The look of this window treatment was pleasurable, but not extravagant, delightful but not luxuriant (yes, more Thesaurus words). And the price was more “general practitioner” than “specialist”. So we set the appointment for the installation expert to come and take exact measurements of our two windows.
Three days later I met the installer who not only took exact measurements, he also taped thick brown butcher paper over the openings and cut templates for the manufacturer to use when making the custom cuts. He left and the next day we returned to the store to place the order.
The sales associate called out the price and I actually smiled as I handed her my credit card. After consulting the computer she said, “Your shades should arrive in two weeks.” Okay, I thought, two more weeks of the heat and the sun spotlighting our dinner preparations. And we left the store.

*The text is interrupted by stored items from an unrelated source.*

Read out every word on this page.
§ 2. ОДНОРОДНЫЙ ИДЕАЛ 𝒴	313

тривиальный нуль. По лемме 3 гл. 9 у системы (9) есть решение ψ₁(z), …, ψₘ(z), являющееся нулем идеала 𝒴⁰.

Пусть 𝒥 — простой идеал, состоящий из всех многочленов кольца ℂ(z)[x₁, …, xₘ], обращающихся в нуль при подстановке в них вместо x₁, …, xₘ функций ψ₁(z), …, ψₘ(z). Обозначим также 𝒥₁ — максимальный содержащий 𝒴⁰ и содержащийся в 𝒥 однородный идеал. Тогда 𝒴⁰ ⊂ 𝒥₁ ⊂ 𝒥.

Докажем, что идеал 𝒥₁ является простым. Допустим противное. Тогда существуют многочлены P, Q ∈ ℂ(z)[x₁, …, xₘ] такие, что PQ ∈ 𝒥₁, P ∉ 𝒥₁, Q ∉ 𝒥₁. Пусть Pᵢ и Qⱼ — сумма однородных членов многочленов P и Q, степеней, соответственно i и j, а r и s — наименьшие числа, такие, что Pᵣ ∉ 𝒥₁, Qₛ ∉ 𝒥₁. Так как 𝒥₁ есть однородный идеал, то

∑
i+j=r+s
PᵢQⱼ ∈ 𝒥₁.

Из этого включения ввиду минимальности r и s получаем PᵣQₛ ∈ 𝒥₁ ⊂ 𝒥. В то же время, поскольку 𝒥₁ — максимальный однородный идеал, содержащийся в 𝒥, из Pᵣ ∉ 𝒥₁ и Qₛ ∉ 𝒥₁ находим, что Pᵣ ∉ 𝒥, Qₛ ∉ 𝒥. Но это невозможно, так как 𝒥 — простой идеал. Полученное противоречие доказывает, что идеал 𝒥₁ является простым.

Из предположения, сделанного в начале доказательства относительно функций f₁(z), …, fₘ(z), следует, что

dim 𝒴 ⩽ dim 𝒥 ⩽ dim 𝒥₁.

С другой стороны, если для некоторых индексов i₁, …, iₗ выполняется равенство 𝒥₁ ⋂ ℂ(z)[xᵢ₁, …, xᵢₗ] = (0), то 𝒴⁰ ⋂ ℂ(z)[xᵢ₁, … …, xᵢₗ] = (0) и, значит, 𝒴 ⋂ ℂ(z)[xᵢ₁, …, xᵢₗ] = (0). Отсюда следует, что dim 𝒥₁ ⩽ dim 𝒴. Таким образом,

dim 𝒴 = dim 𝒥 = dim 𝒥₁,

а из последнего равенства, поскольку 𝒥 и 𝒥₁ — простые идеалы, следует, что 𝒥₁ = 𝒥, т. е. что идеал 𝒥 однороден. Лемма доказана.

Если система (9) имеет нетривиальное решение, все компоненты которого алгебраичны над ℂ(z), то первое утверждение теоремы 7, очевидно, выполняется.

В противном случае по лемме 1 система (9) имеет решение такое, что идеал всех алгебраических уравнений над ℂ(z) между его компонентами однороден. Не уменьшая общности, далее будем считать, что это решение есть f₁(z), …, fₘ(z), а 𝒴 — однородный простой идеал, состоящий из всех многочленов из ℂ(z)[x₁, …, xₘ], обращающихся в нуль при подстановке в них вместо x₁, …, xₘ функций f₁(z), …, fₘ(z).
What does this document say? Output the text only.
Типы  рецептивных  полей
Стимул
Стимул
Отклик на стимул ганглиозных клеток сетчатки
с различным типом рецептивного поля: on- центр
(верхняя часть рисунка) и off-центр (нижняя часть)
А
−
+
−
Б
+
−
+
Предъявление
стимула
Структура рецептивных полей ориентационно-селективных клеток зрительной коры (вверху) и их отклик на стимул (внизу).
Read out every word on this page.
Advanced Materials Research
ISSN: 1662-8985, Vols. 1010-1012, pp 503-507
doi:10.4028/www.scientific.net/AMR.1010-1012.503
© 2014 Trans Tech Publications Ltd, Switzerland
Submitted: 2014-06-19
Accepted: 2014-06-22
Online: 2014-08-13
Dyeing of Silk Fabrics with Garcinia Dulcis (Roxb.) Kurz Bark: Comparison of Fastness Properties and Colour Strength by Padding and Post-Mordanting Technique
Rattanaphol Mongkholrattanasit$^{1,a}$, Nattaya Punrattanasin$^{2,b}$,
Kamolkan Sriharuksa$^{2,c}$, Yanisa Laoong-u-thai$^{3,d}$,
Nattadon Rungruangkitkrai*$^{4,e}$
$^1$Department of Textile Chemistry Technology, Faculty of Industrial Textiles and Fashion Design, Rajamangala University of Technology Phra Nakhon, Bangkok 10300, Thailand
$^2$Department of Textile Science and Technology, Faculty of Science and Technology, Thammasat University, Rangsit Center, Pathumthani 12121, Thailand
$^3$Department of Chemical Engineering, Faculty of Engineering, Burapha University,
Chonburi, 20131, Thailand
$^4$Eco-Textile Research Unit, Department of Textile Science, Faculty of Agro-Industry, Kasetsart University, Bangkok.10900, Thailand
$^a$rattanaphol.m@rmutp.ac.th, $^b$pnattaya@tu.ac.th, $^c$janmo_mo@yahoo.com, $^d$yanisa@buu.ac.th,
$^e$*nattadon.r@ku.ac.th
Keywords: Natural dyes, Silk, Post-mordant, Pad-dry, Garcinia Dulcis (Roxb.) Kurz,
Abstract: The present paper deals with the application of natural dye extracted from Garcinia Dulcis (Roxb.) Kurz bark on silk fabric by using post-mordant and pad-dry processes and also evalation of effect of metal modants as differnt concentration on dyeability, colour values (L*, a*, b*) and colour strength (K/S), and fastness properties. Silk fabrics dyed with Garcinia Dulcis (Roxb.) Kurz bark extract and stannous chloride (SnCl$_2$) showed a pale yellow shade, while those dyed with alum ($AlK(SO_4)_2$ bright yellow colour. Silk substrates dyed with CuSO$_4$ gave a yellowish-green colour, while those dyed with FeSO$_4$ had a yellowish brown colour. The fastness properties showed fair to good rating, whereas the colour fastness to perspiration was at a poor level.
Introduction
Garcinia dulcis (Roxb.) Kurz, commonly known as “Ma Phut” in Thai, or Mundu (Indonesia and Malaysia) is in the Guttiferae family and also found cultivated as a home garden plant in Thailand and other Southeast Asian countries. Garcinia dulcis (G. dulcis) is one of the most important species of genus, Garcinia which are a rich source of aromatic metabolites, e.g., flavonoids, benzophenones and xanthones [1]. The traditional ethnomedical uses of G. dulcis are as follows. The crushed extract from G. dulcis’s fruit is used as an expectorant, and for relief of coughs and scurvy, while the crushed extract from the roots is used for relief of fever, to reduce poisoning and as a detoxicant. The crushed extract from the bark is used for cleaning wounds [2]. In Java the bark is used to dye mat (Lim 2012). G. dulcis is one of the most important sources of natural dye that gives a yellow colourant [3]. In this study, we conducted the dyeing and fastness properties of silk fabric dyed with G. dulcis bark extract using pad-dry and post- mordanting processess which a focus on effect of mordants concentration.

Three weeks later (yes, that’s 3) the store called to let us know that our shades had arrived and that we needed to schedule installation. Four days later (yes, that’s 4) I met the installer who admitted, “I’ve never put these kind of shades in before. But hey, how hard can it be?”
Four hours later (yes, that’s another 4) the installer was leaving and I was on the phone with the store complaining that the shades for which we had waited an extra week were cut at least two inches short in all directions. How could that be? I mean the installer had cut an exact template of each window. I watched him do it myself.
We were assured that the re-order of our purchase would be made immediately and that we could expect delivery in three weeks.
Four weeks later (yes…) our new shades arrived. The installer came out five days later and we now have shades to cover the two eyebrow windows. The whole process required just over three months, numerous phone calls four installer visits and I now know why they call it window treatment. In the end, the windows get treated better than the customer.